Here is a copy of the letter I am sending as an example:
To: Members of the New Hampshire State Senate
The opponents of marriage equality imply that all homosexuals are part of a malevolent collective which other citizens need to be protected from without fulfilling their burden of proof. My sexuality neither defines me as a person, nor is proof of mea culpa. Section one of the fourteenth amendment of the United States Constitution states:
“No State shall make or enforce any law which shall abridge the
privileges or immunities of citizens of the United States; nor shall
any State deprive any person of life, liberty, or property, without
due process of law; nor deny to any person within its jurisdiction the
equal protection of the laws.”
I accuse that the fears lodged against marriage equality area mixture of hearsay and deliberate misrepresentations. Thomas Jefferson offers this insight written two hundred years ago:
“All, too, will bear in mind this sacred principle, that though the
will of the majority is in all cases to prevail, that will to be
rightful must be reasonable; that the minority possess their equal
rights, which equal law must protect, and to violate would be
We know separate but equal does not work, civil unions are merely a consolation that does not satisfy the Constitution’s requirements of equality for all. When defending equality in this instance I am reminded of Robert Kennedy who once said, “Some people ask why, I ask why not?”
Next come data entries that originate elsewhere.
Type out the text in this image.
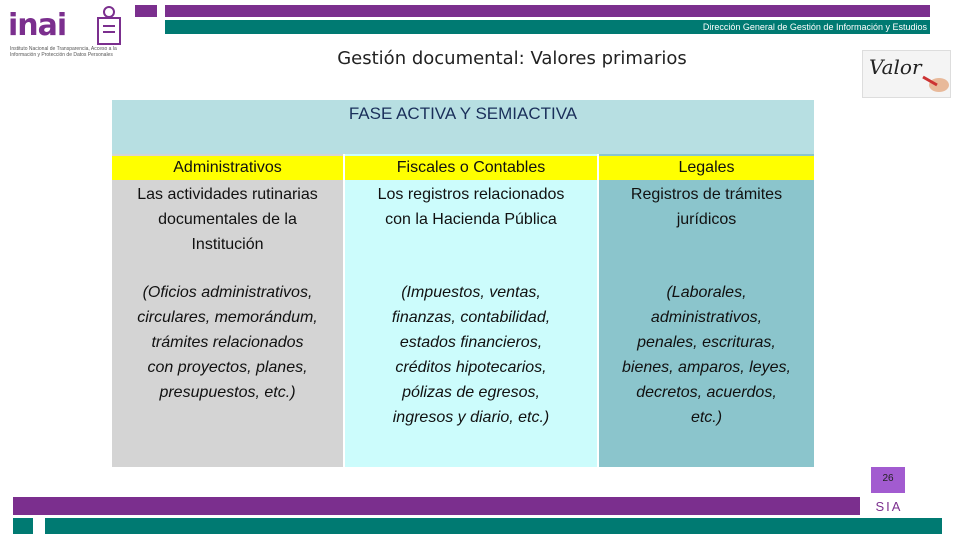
Dirección General de Gestión de Información y Estudios
inai
Instituto Nacional de Transparencia, Acceso a la Información y Protección de Datos Personales	Gestión documental: Valores primarios	Valor
FASE ACTIVA Y SEMIACTIVA
Administrativos
Las actividades rutinarias
documentales de la
Institución
(Oficios administrativos,
circulares, memorándum,
trámites relacionados
con proyectos, planes,
presupuestos, etc.)
Fiscales o Contables
Los registros relacionados
con la Hacienda Pública
(Impuestos, ventas,
finanzas, contabilidad,
estados financieros,
créditos hipotecarios,
pólizas de egresos,
ingresos y diario, etc.)
Legales
Registros de trámites
jurídicos
(Laborales,
administrativos,
penales, escrituras,
bienes, amparos, leyes,
decretos, acuerdos,
etc.)
26
SIA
General John Stark coined our state’s motto; “Live Free or Die!” His original statement was “Live Free or Die! There are worse things than death.” Worse things like oppression.
The Abenaki Indians native to New Hampshire have a saying similar to Greek philosopher Heraclitus, “You cannot stand in the same river twice.” We cannot strive to better ourselves if we do not embrace change. Robert Frost wrote “Two roads diverged in the woods, and I, I took the one less traveled by, and that has made all the difference.” I expect we can move down this new path together as one people, remembering always the responsibility to respect one another.
Approving marriage equality will undoubtedly have a dramatic effect on the citizens it provides for without inhibiting the freedoms of anyone else. Massachusetts proves after five years of marriage equality that the sky will not fall. We can remain as we are, or we can grow with an understanding of who we hope to be. Gandhi once said, “Be the change you wish to see in the world.” I ask you, if not now, when? Thank you for your valuable time and consideration.